The FBI arrested a man in St. Louis, who is suspected of calling in bomb threats to eight Jewish community centers and the Anti-Defamation League office in New York City.

The criminal complaint seems to point to a motive fueled more by a personal vendetta against a former girlfriend, than ideology.

The suspect, Juan Thompson, 31, appeared in federal court in St. Louis Friday. His supporters said he has no criminal record. Thompson answered questions politely and told the judge he has enough money to hire his own attorney.

Nationwide, there have been five waves of incidents totaling more than 110 threats to Jewish Community Centers, synagogues, Jewish schools and other sites this year, but Thompson is linked to only a small fraction of those cases.

The FBI raided a house in St. Louis  connected to Thompson, taking out brown bags of evidence.

"He hasn't been here, a couple months now. Just his mother....It's crazy," said Tyrone Lampkin, Thompson's stepfather.
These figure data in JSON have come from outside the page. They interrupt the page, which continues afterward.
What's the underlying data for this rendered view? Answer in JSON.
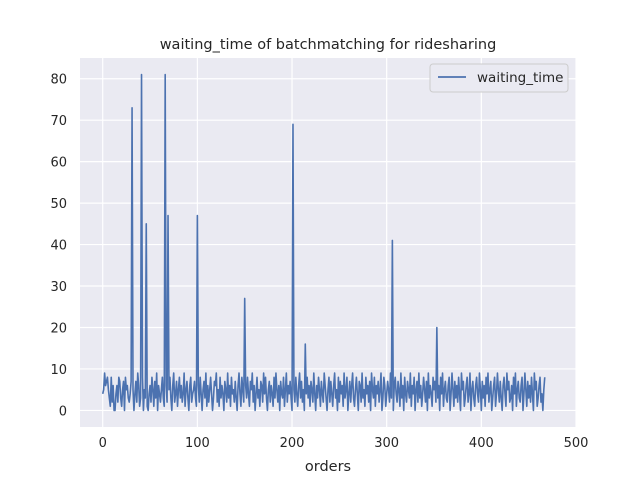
{
  "chart_data": {
    "type": "line",
    "title": "waiting_time of batchmatching for ridesharing",
    "xlabel": "orders",
    "ylabel": "",
    "xlim": [
      -24,
      500
    ],
    "ylim": [
      -4,
      85
    ],
    "x_ticks": [
      0,
      100,
      200,
      300,
      400,
      500
    ],
    "y_ticks": [
      0,
      10,
      20,
      30,
      40,
      50,
      60,
      70,
      80
    ],
    "grid": true,
    "legend_position": "top-right",
    "series": [
      {
        "name": "waiting_time",
        "color": "#4c72b0",
        "x_start": 0,
        "values": [
          4,
          5,
          9,
          6,
          7,
          8,
          5,
          3,
          1,
          8,
          2,
          6,
          0,
          0,
          4,
          6,
          2,
          8,
          7,
          3,
          1,
          5,
          7,
          0,
          8,
          5,
          6,
          3,
          2,
          4,
          7,
          73,
          5,
          0,
          4,
          7,
          2,
          9,
          6,
          1,
          3,
          81,
          8,
          0,
          5,
          3,
          45,
          1,
          0,
          4,
          6,
          2,
          8,
          5,
          1,
          7,
          3,
          9,
          0,
          6,
          4,
          2,
          5,
          8,
          3,
          1,
          81,
          6,
          2,
          47,
          5,
          8,
          3,
          0,
          6,
          9,
          2,
          4,
          7,
          1,
          5,
          8,
          3,
          6,
          2,
          4,
          9,
          1,
          5,
          7,
          3,
          0,
          6,
          8,
          2,
          4,
          5,
          7,
          3,
          1,
          47,
          6,
          2,
          8,
          4,
          0,
          5,
          7,
          3,
          9,
          1,
          6,
          2,
          5,
          8,
          4,
          0,
          3,
          7,
          6,
          9,
          2,
          5,
          1,
          8,
          3,
          6,
          4,
          0,
          7,
          5,
          2,
          9,
          3,
          6,
          1,
          8,
          4,
          5,
          2,
          7,
          3,
          0,
          6,
          9,
          4,
          1,
          8,
          5,
          2,
          27,
          6,
          3,
          8,
          4,
          1,
          7,
          5,
          9,
          2,
          6,
          0,
          4,
          8,
          3,
          5,
          1,
          7,
          6,
          2,
          9,
          4,
          8,
          3,
          0,
          5,
          7,
          2,
          6,
          4,
          1,
          8,
          3,
          9,
          5,
          2,
          6,
          0,
          7,
          4,
          3,
          8,
          1,
          5,
          9,
          2,
          6,
          4,
          7,
          3,
          0,
          69,
          5,
          2,
          8,
          4,
          1,
          6,
          9,
          3,
          7,
          2,
          5,
          0,
          16,
          4,
          8,
          3,
          6,
          1,
          7,
          5,
          2,
          9,
          4,
          0,
          6,
          3,
          8,
          5,
          1,
          7,
          4,
          2,
          9,
          6,
          3,
          0,
          5,
          8,
          2,
          7,
          4,
          1,
          6,
          9,
          3,
          5,
          0,
          8,
          2,
          7,
          4,
          6,
          1,
          9,
          3,
          5,
          8,
          0,
          4,
          7,
          2,
          6,
          9,
          3,
          1,
          5,
          8,
          4,
          0,
          7,
          6,
          2,
          9,
          3,
          5,
          1,
          8,
          4,
          6,
          2,
          7,
          0,
          9,
          5,
          3,
          8,
          1,
          6,
          4,
          7,
          2,
          5,
          9,
          0,
          3,
          8,
          6,
          1,
          4,
          7,
          5,
          2,
          9,
          3,
          41,
          0,
          6,
          8,
          4,
          2,
          7,
          5,
          1,
          9,
          3,
          6,
          0,
          8,
          4,
          2,
          7,
          5,
          3,
          9,
          1,
          6,
          4,
          8,
          0,
          5,
          7,
          2,
          9,
          3,
          6,
          1,
          4,
          8,
          5,
          2,
          7,
          0,
          9,
          3,
          6,
          4,
          1,
          8,
          5,
          7,
          2,
          20,
          3,
          6,
          0,
          8,
          4,
          9,
          1,
          5,
          7,
          3,
          2,
          6,
          8,
          0,
          4,
          9,
          5,
          1,
          7,
          3,
          6,
          2,
          8,
          4,
          0,
          9,
          5,
          7,
          1,
          3,
          6,
          8,
          2,
          4,
          9,
          0,
          5,
          7,
          3,
          1,
          6,
          8,
          4,
          2,
          9,
          5,
          0,
          7,
          3,
          6,
          1,
          8,
          4,
          9,
          2,
          5,
          7,
          0,
          3,
          6,
          8,
          1,
          4,
          9,
          5,
          2,
          7,
          3,
          0,
          6,
          8,
          4,
          1,
          9,
          5,
          7,
          2,
          3,
          6,
          0,
          8,
          4,
          9,
          1,
          5,
          7,
          3,
          2,
          6,
          8,
          0,
          4,
          9,
          5,
          1,
          7,
          3,
          6,
          2,
          8,
          4,
          0,
          9,
          5,
          7,
          1,
          3,
          6,
          8,
          2,
          4,
          0,
          5,
          8
        ]
      }
    ]
  }
}
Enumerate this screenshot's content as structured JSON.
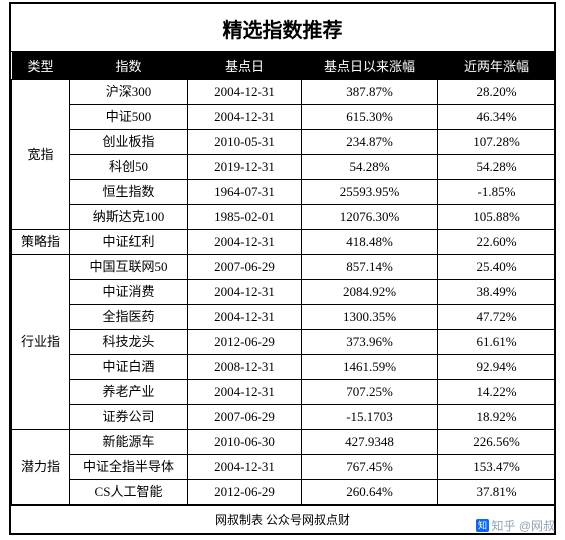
{
  "title": "精选指数推荐",
  "columns": [
    "类型",
    "指数",
    "基点日",
    "基点日以来涨幅",
    "近两年涨幅"
  ],
  "groups": [
    {
      "label": "宽指",
      "rows": [
        {
          "name": "沪深300",
          "date": "2004-12-31",
          "since": "387.87%",
          "two": "28.20%"
        },
        {
          "name": "中证500",
          "date": "2004-12-31",
          "since": "615.30%",
          "two": "46.34%"
        },
        {
          "name": "创业板指",
          "date": "2010-05-31",
          "since": "234.87%",
          "two": "107.28%"
        },
        {
          "name": "科创50",
          "date": "2019-12-31",
          "since": "54.28%",
          "two": "54.28%"
        },
        {
          "name": "恒生指数",
          "date": "1964-07-31",
          "since": "25593.95%",
          "two": "-1.85%"
        },
        {
          "name": "纳斯达克100",
          "date": "1985-02-01",
          "since": "12076.30%",
          "two": "105.88%"
        }
      ]
    },
    {
      "label": "策略指",
      "rows": [
        {
          "name": "中证红利",
          "date": "2004-12-31",
          "since": "418.48%",
          "two": "22.60%"
        }
      ]
    },
    {
      "label": "行业指",
      "rows": [
        {
          "name": "中国互联网50",
          "date": "2007-06-29",
          "since": "857.14%",
          "two": "25.40%"
        },
        {
          "name": "中证消费",
          "date": "2004-12-31",
          "since": "2084.92%",
          "two": "38.49%"
        },
        {
          "name": "全指医药",
          "date": "2004-12-31",
          "since": "1300.35%",
          "two": "47.72%"
        },
        {
          "name": "科技龙头",
          "date": "2012-06-29",
          "since": "373.96%",
          "two": "61.61%"
        },
        {
          "name": "中证白酒",
          "date": "2008-12-31",
          "since": "1461.59%",
          "two": "92.94%"
        },
        {
          "name": "养老产业",
          "date": "2004-12-31",
          "since": "707.25%",
          "two": "14.22%"
        },
        {
          "name": "证券公司",
          "date": "2007-06-29",
          "since": "-15.1703",
          "two": "18.92%"
        }
      ]
    },
    {
      "label": "潜力指",
      "rows": [
        {
          "name": "新能源车",
          "date": "2010-06-30",
          "since": "427.9348",
          "two": "226.56%"
        },
        {
          "name": "中证全指半导体",
          "date": "2004-12-31",
          "since": "767.45%",
          "two": "153.47%"
        },
        {
          "name": "CS人工智能",
          "date": "2012-06-29",
          "since": "260.64%",
          "two": "37.81%"
        }
      ]
    }
  ],
  "footer": "网叔制表 公众号网叔点财",
  "watermark_site": "知乎",
  "watermark_user": "@网叔"
}
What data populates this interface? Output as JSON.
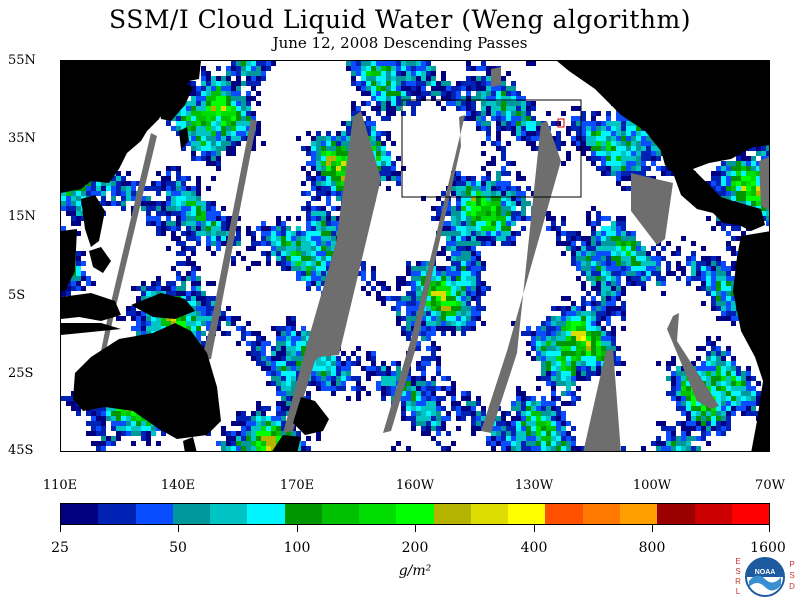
{
  "title": "SSM/I Cloud Liquid Water (Weng algorithm)",
  "subtitle": "June 12, 2008  Descending Passes",
  "map": {
    "colors": {
      "land": "#000000",
      "no_data": "#6e6e6e",
      "clear": "#ffffff",
      "box_outline": "#000000",
      "marker": "#cc0000"
    },
    "latitude_labels": [
      "55N",
      "35N",
      "15N",
      "5S",
      "25S",
      "45S"
    ],
    "longitude_labels": [
      "110E",
      "140E",
      "170E",
      "160W",
      "130W",
      "100W",
      "70W"
    ]
  },
  "colorbar": {
    "colors": [
      "#000080",
      "#0022b4",
      "#0a4cff",
      "#00989a",
      "#00c3c3",
      "#00f5ff",
      "#009600",
      "#00c100",
      "#00dd00",
      "#00ff00",
      "#b4b400",
      "#dcdc00",
      "#ffff00",
      "#ff5000",
      "#ff7800",
      "#ffa000",
      "#9b0000",
      "#cc0000",
      "#ff0000"
    ],
    "tick_labels": [
      "25",
      "50",
      "100",
      "200",
      "400",
      "800",
      "1600"
    ],
    "units": "g/m²"
  },
  "logo": {
    "left_letters": "ESRL",
    "right_letters": "PSD",
    "center_text": "NOAA"
  }
}
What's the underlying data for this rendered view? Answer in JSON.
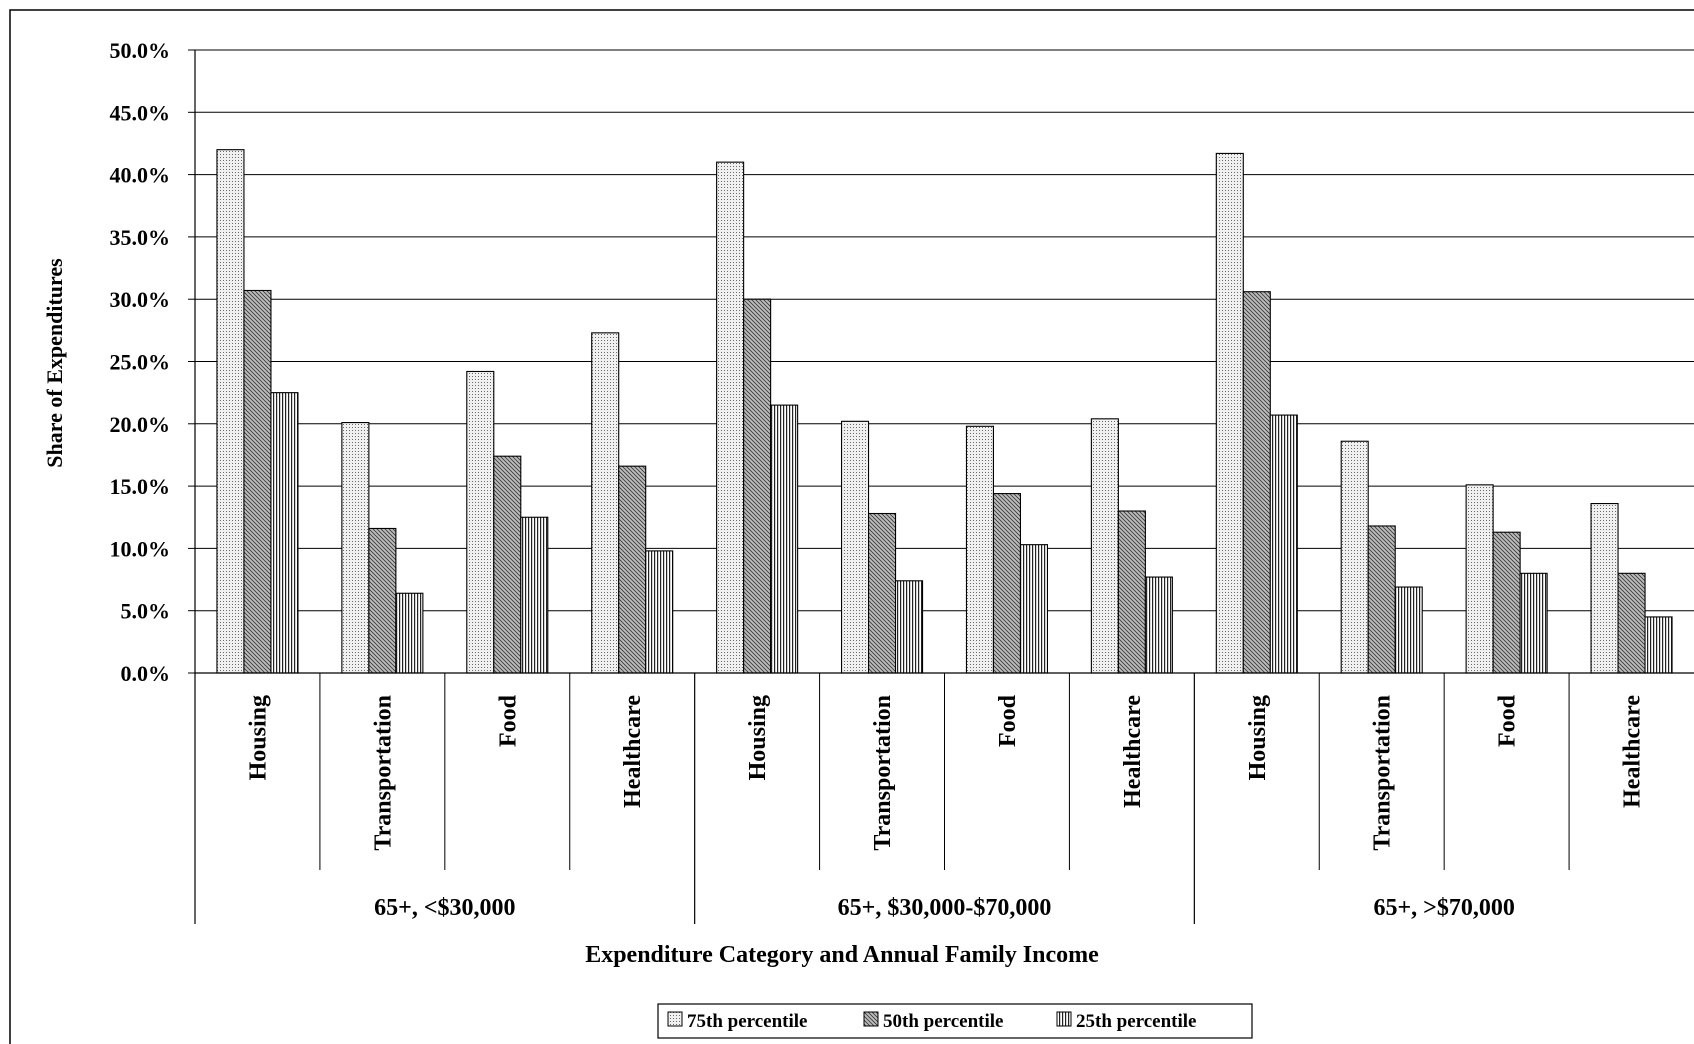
{
  "chart_data": {
    "type": "bar",
    "xlabel": "Expenditure Category and Annual Family Income",
    "ylabel": "Share of Expenditures",
    "ylim": [
      0,
      50
    ],
    "y_ticks": [
      "0.0%",
      "5.0%",
      "10.0%",
      "15.0%",
      "20.0%",
      "25.0%",
      "30.0%",
      "35.0%",
      "40.0%",
      "45.0%",
      "50.0%"
    ],
    "grid": true,
    "legend_position": "bottom",
    "groups": [
      {
        "label": "65+, <$30,000",
        "categories": [
          "Housing",
          "Transportation",
          "Food",
          "Healthcare"
        ]
      },
      {
        "label": "65+, $30,000-$70,000",
        "categories": [
          "Housing",
          "Transportation",
          "Food",
          "Healthcare"
        ]
      },
      {
        "label": "65+, >$70,000",
        "categories": [
          "Housing",
          "Transportation",
          "Food",
          "Healthcare"
        ]
      }
    ],
    "series": [
      {
        "name": "75th percentile",
        "pattern": "dots",
        "values": [
          42.0,
          20.1,
          24.2,
          27.3,
          41.0,
          20.2,
          19.8,
          20.4,
          41.7,
          18.6,
          15.1,
          13.6
        ]
      },
      {
        "name": "50th percentile",
        "pattern": "diagonal",
        "values": [
          30.7,
          11.6,
          17.4,
          16.6,
          30.0,
          12.8,
          14.4,
          13.0,
          30.6,
          11.8,
          11.3,
          8.0
        ]
      },
      {
        "name": "25th percentile",
        "pattern": "vertical",
        "values": [
          22.5,
          6.4,
          12.5,
          9.8,
          21.5,
          7.4,
          10.3,
          7.7,
          20.7,
          6.9,
          8.0,
          4.5
        ]
      }
    ]
  }
}
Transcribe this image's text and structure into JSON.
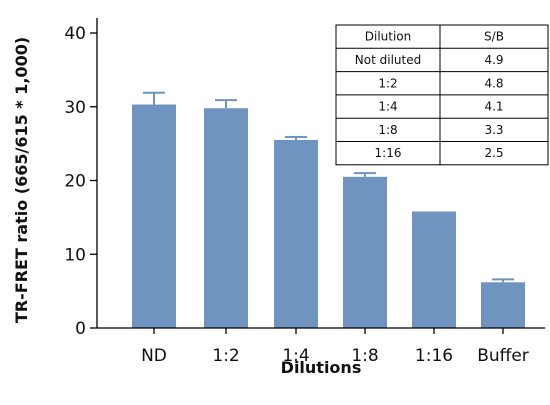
{
  "chart_data": {
    "type": "bar",
    "categories": [
      "ND",
      "1:2",
      "1:4",
      "1:8",
      "1:16",
      "Buffer"
    ],
    "values": [
      30.3,
      29.8,
      25.5,
      20.5,
      15.8,
      6.2
    ],
    "errors": [
      1.6,
      1.1,
      0.4,
      0.5,
      0,
      0.4
    ],
    "xlabel": "Dilutions",
    "ylabel": "TR-FRET ratio (665/615 * 1,000)",
    "ylim": [
      0,
      40
    ],
    "yticks": [
      0,
      10,
      20,
      30,
      40
    ],
    "bar_color": "#6f94c0",
    "grid": false,
    "inset_table": {
      "headers": [
        "Dilution",
        "S/B"
      ],
      "rows": [
        [
          "Not diluted",
          "4.9"
        ],
        [
          "1:2",
          "4.8"
        ],
        [
          "1:4",
          "4.1"
        ],
        [
          "1:8",
          "3.3"
        ],
        [
          "1:16",
          "2.5"
        ]
      ]
    }
  }
}
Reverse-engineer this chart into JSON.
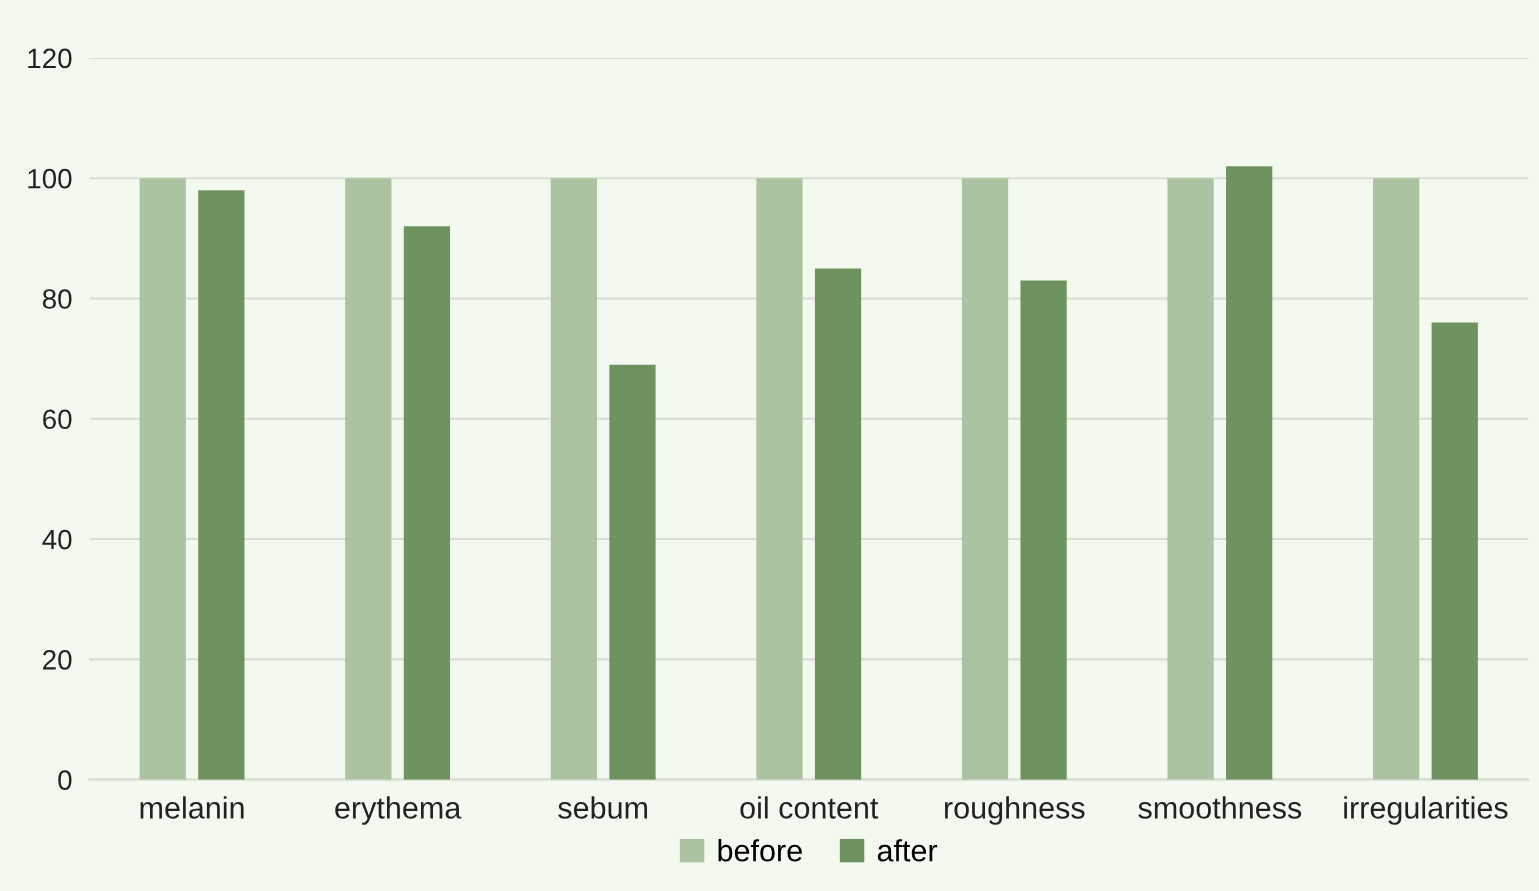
{
  "chart_data": {
    "type": "bar",
    "categories": [
      "melanin",
      "erythema",
      "sebum",
      "oil content",
      "roughness",
      "smoothness",
      "irregularities"
    ],
    "series": [
      {
        "name": "before",
        "color": "#abc3a0",
        "values": [
          100,
          100,
          100,
          100,
          100,
          100,
          100
        ]
      },
      {
        "name": "after",
        "color": "#6f935f",
        "values": [
          98,
          92,
          69,
          85,
          83,
          102,
          76
        ]
      }
    ],
    "ylim": [
      0,
      120
    ],
    "yticks": [
      0,
      20,
      40,
      60,
      80,
      100,
      120
    ],
    "grid": "y",
    "legend": "bottom"
  }
}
Some say what's crazy is the possible motive suggested in the FBI's criminal complaint. It charges Thompson with cyberstalking and says he had been harassing his ex-girlfriend from July through November, threatening to release nude photos, telling her employer she had a DUI, STD's, and was anti-Semitic.

The FBI complaint says Thompson began calling in bomb threats in January using his ex-girlfriend's name and his own name.

On social media, Thompson appears to have posted messages suggesting his ex-girlfriend was framing him.

Thompson was fired from the online publication The Intercept, after fabricating a story about the Charleston, South Carolina church shooter Dylann Roof.

Seth Brysk, the Anti-Defamation League's Central Pacific Director based in San Francisco, said that was when the ADL began tracking Thompson.

"Our Center on Extremism had actually known of this individual and had been tracking him because of other things he's done and said. He's made bizarre claims against President Trump, against President Obama," said Brysk.

What's also unsettling is that Thompson is accused in just a small fraction of the threats. The bomb threats phoned into the San Francisco Anti-Defamation League office and Jewish Community Centers in Marin and Palo Alto remain unsolved.

"There's still this concern that the perpetrator or perpetrators of other threats are still at large," Brysk said.

The most recent incident was a third Jewish cemetery vandalism discovered Thursday in Rochester, New York. About one dozen headstones were damaged. 

"Just because there's been an arrest today around our bomb threat does not mean that the threats have disappeared or will stop," said Evan Bernstein, the New York Regional Director of the Anti-Defamation League.

FBI Director James Comey met with Jewish community leaders Friday. Also, the Federal Communications Commission said it will grant emergency waivers to allow phone service providers to track the phone number of anyone who calls in a threat to a Jewish center, even if the number comes up as blocked.